What's even more apparent is Scalia's attempt to create a fiction by reversing the reality around the idea that the rigidity of a strict interpretation, believe it or not, allows MORE flexibility. It really is just the opposite. It's down the rabbit hole again...
AP- U.S. Supreme Court Justice Antonin Scalia says those who want modern-day legal interpretations to view the U.S. Constitution through contemporary lenses are seeking rigidity, not flexibility, in the country's justice system. He told a Tucson audience that the rival approach favors sweeping judicial decrees to shape society "coast to coast" on issues such as abortion, rather than seeking to pass laws state by state.That's an odd view since he seems to be arguing against the idea of the "federal' constitution, one that encompasses all states. On the MORE flexible side:
Justice Stephen Breyer says interpretations should consider current circumstances because society has different values than it did in the 18th century on matters such as cruel and unusual punishmentAccording to the Arizona Daily Star:
Breyer noted, for example, when the Constitution was written and people were promised “equal protection under the law.” But there was no on-going debate about same sex marriages at that time, he said. As a result, justices need to consider what the framers intended by that phrase.It's an unsettling statement from someone who should know better. If he had his way, the south would still be able to vote on slavery, state by state, ignoring the equal protection law. But for those looking to take on the ideological "constructionists" out there, Breyer provides a few great examples to pose in a debate:
Scalia disagreed. He asked the crowd to imagine having a Constitution with a footnote at the end that said ... “Equal protection means what the Supreme Court says it means from year-to-year.”
Right... only if you're ideological enough like Scalia to believe the "all or nothing" conclusion he just painted for us.
Breyer used a hypothetical murder to illustrate his point. Criminal defendants have the right to confront their accusers in court and hearsay testimony is impermissible, Breyer said. But what happens if a woman tells a police officer her husband is going to kill her and then the husband kills her, Breyer asked. Should the police officer be precluded from testifying because the defendant has a right to confront his accuser?

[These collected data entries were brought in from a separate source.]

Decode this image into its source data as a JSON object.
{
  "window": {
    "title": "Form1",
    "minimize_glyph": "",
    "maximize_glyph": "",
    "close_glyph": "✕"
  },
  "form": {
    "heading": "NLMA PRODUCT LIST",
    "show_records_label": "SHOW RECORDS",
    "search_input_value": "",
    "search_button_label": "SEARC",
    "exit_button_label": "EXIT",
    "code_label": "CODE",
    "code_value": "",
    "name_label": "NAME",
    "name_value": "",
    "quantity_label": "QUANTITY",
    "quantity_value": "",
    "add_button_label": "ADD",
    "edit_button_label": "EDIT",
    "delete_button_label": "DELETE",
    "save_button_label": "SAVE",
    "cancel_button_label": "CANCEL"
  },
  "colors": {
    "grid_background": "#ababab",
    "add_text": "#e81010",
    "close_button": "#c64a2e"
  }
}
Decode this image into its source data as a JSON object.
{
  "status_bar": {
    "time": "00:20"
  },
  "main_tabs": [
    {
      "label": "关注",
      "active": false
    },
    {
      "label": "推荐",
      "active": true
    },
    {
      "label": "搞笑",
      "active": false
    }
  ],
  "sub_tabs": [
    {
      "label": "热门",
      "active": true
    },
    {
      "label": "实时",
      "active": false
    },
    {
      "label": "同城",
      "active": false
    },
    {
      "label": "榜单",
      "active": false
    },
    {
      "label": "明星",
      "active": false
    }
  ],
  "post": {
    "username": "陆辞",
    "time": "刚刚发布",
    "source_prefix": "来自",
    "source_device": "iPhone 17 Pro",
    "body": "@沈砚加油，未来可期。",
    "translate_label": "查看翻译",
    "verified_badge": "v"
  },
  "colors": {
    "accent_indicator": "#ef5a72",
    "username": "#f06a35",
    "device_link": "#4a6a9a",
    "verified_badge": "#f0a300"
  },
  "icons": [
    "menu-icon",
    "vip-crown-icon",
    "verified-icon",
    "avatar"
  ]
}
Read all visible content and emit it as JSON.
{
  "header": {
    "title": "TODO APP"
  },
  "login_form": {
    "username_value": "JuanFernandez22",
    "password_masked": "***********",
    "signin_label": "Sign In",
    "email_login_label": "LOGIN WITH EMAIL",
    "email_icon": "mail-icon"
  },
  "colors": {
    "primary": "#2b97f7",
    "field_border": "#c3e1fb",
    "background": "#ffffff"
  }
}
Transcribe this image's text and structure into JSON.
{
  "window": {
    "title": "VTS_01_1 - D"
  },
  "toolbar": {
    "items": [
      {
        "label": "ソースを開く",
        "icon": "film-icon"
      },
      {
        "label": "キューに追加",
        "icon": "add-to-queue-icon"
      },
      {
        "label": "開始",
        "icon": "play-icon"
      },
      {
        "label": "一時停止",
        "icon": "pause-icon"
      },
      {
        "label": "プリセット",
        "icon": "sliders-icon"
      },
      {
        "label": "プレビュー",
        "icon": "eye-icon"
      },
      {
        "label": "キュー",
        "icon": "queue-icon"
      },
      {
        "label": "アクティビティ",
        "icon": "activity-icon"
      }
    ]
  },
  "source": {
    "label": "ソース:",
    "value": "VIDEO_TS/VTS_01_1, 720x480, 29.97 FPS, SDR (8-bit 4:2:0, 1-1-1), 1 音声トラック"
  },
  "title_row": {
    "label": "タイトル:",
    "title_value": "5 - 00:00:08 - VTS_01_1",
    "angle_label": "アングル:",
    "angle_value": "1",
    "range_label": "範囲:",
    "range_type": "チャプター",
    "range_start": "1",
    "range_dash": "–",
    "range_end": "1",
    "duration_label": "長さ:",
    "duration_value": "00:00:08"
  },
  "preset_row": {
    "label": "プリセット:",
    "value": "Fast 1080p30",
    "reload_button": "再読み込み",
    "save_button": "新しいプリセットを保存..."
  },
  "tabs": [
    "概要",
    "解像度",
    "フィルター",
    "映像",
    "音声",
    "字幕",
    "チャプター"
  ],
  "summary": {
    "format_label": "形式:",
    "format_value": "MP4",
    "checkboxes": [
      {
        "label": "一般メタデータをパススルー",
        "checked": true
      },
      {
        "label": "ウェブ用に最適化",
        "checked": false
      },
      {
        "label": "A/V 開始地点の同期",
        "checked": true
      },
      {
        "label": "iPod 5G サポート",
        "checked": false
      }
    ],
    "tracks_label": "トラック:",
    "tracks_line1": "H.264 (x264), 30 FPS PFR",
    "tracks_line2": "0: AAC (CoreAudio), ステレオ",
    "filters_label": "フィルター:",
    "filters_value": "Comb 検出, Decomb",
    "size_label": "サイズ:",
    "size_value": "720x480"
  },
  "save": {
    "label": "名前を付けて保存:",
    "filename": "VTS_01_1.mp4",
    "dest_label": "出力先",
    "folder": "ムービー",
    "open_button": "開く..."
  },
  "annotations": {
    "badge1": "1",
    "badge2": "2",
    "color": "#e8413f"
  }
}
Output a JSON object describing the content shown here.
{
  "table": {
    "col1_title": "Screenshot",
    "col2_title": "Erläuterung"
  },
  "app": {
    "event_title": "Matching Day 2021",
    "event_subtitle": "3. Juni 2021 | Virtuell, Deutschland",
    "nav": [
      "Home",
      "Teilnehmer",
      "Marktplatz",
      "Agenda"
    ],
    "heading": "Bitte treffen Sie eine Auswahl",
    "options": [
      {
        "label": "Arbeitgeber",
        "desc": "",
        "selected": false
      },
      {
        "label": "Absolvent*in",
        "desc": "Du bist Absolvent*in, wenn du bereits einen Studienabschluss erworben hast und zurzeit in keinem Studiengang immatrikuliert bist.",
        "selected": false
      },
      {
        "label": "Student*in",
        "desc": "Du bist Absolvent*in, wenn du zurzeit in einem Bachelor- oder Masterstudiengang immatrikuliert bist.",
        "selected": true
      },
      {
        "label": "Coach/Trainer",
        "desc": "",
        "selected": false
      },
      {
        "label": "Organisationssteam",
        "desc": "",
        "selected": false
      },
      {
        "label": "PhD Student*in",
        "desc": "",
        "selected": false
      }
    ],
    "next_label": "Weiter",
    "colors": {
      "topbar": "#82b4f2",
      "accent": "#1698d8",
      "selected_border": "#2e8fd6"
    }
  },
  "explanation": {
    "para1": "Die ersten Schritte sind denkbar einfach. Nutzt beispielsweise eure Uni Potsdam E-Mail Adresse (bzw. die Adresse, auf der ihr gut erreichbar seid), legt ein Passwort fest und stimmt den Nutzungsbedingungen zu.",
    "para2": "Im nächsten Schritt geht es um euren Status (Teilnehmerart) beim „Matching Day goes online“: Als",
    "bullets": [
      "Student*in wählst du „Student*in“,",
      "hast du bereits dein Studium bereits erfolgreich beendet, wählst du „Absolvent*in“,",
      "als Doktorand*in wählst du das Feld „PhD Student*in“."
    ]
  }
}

Breyer also pointed out that what were once acceptable means of punishment are no longer acceptable. When asked about the death penalty for juveniles, Breyer said he doesn’t believe anyone today thinks it’s OK to execute a 13-year-old. "Where you draw the line today is not where you drew the line back then,” Breyer said.
Scalia argued his approach, which he called “originalism” yields many of the answers they seek, while Breyer’s approach, which he called “playing-it-by-ear” yields zero answers.